この記事は、渦電流探傷試験(ET、Eddy Current Testing)の仕事内容について調べている方と、非破壊検査の分野でETを軸にキャリアを積もうと考えている方に向けて書きました。

ETは他の非破壊検査手法と比べて、接触なしで高速に走査できるという特性がある分、1日の仕事の中でこなすスキャン数と、信号判定に費やす集中の質が仕事の中心になります。資格の道筋が明確で、現場での経験が直接スキルと評価につながりやすいのも、この仕事の特徴です。

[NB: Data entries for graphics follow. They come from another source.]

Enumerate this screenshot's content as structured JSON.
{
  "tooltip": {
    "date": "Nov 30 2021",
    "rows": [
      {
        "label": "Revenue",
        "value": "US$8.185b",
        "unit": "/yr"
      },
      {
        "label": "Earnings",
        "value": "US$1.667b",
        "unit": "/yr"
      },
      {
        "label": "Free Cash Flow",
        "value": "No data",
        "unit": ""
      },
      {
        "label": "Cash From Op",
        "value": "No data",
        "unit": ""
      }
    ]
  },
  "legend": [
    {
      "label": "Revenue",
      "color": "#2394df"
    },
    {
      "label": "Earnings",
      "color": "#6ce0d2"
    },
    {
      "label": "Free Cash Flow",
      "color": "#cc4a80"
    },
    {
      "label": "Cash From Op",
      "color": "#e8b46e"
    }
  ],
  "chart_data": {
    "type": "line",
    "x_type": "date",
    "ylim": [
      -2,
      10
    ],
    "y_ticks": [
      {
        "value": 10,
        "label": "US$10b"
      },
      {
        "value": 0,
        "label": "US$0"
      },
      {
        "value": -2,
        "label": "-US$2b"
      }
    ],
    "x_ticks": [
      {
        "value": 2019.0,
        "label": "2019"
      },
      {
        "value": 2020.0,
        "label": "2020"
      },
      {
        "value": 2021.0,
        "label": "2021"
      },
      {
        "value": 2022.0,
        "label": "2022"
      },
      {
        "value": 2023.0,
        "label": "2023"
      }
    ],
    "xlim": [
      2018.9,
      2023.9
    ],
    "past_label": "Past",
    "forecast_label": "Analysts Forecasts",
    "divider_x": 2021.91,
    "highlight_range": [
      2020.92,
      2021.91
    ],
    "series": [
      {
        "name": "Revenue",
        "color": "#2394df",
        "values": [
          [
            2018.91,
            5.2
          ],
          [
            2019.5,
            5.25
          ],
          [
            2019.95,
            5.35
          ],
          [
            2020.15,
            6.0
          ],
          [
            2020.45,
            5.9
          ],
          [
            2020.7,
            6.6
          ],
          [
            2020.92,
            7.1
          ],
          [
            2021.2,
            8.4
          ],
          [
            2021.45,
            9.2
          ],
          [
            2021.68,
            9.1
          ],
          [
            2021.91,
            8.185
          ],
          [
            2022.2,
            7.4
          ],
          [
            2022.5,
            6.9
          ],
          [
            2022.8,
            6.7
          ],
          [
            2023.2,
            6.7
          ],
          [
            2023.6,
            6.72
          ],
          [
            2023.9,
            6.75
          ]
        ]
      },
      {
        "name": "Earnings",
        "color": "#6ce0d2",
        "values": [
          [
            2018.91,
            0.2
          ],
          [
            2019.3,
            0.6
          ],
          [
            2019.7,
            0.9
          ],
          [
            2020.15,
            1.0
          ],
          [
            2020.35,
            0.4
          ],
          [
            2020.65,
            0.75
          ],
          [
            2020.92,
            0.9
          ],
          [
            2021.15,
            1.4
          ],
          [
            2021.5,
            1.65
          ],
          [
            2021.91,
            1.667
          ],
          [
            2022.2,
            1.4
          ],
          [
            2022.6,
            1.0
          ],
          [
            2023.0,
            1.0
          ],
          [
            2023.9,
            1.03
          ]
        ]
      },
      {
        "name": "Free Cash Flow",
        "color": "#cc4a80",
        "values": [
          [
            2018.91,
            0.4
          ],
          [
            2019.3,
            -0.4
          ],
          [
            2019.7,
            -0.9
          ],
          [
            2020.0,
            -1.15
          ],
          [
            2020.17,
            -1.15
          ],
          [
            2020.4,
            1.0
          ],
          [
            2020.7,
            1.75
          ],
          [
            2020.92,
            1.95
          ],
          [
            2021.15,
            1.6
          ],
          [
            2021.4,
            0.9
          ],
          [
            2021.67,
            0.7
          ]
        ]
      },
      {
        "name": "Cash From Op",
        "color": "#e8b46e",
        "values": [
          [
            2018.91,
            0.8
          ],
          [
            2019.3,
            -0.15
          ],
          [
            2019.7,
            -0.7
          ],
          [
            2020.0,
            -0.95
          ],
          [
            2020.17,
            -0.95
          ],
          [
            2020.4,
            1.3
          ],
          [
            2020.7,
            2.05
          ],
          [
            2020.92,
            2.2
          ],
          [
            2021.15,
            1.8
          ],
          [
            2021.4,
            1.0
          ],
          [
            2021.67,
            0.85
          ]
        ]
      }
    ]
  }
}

転職を前提として読む必要はありません。ET技術者という仕事の実態を知りたい方にも、同じように役に立つ内容にしました。

渦電流探傷試験(ET)とはどんな検査か

渦電流探傷試験(ET)は、コイルに交流電流を流して発生させた磁場によって、金属表面や近傍に渦電流を誘導し、その変化を検出することで傷・欠陥を見つける非破壊検査の手法です。対象物を壊さずに検査できるのが非破壊検査全般の特徴ですが、ETはとりわけ「導電性材料」に対して接触なしで高速に検査できるという強みがあります。

主な検査対象は、航空機部品・熱交換器チューブ・鉄道レール・自動車部品など、金属製品の品質管理や保全が必要な分野に広がっています。表面や表面直下の傷の検出に優れており、非接触・高速という特性から自動化ラインにも組み込みやすい検査方法です。

一方で、導電性の材料にしか使えない点、磁性材料では測定結果に影響が出やすい点、傷の種類によっては解釈に習熟が必要な点は、実務で理解しておくべき制約です。

ET技術者の1日はどう進むのか

現場によって差はありますが、プラントや製造ラインに常駐するET技術者の1日は、おおよそ次のような流れになります。

朝:準備と機器校正

現場に到着後、まず検査機器の状態確認と校正(キャリブレーション)を行います。ETでは使用するプローブや周波数設定が検査結果に直結するため、検査開始前に標準試験片を使って感度調整を行うのが基本です。この校正作業は、慣れてくると10〜15分程度で済む場合がほとんどですが、新しい対象物や機器の初稼働時は30分以上かかることもあります。安全装備を確認し、当日の検査指示書(検査仕様書)を読み込んで作業の段取りを組む時間もここに含まれます。

午前:検査作業の実施

メインの検査作業に入ります。プローブを対象物に走査し、信号の波形変化を確認しながら欠陥の有無を判定していきます。熱交換器チューブの探傷であれば、チューブ1本ずつにプローブを挿入して計測を繰り返す作業になります。慣れた技術者は1本あたりのスキャン自体を数分で終えられますが、信号を確認しながら「ここは再確認が必要か」と判断しつつ進む場合は時間がかかります。集中力が必要な作業で、現場によっては1〜2時間ごとに休憩を設ける運用が取られています。途中で判定に迷う信号が出た場合は、その都度記録を残してから作業を続け、後で確認するのが安全管理上の基本姿勢です。

昼休み・現場内の情報共有

現場では昼休みにメンバーとの情報共有が行われることが多く、午前中に気になる信号が出た箇所について話し合うこともあります。ベテランから「この波形は壁厚変化の影響が出やすい」といったアドバイスを受ける機会もこのタイミングです。公式の技術指導とは別に、現場のインフォーマルな知識共有が技術力の底上げに大きく機能しています。

午後:検査の続きとデータ記録

午後は検査の続きとともに、午前の結果を記録シートや専用ソフトに入力する作業が並行して進みます。検査記録は後から指示書と照合できる形で残す必要があるため、記録精度は品質管理上の重要なポイントです。夕方に向けて検査の区切りをつけ、全体の進捗を確認します。

夕方:報告書の作成と後片付け

1日の検査が終わると、検査報告書を作成します。欠陥が検出された場合は、その位置・推定サイズ・種類を記録し、発注者や上長に共有する流れになります。機器の点検と清掃を行い、翌日の準備をして終業です。報告書作成は技術的な判断と文書化能力の両方が求められる業務で、経験を積むほど精度と速度が上がっていく部分です。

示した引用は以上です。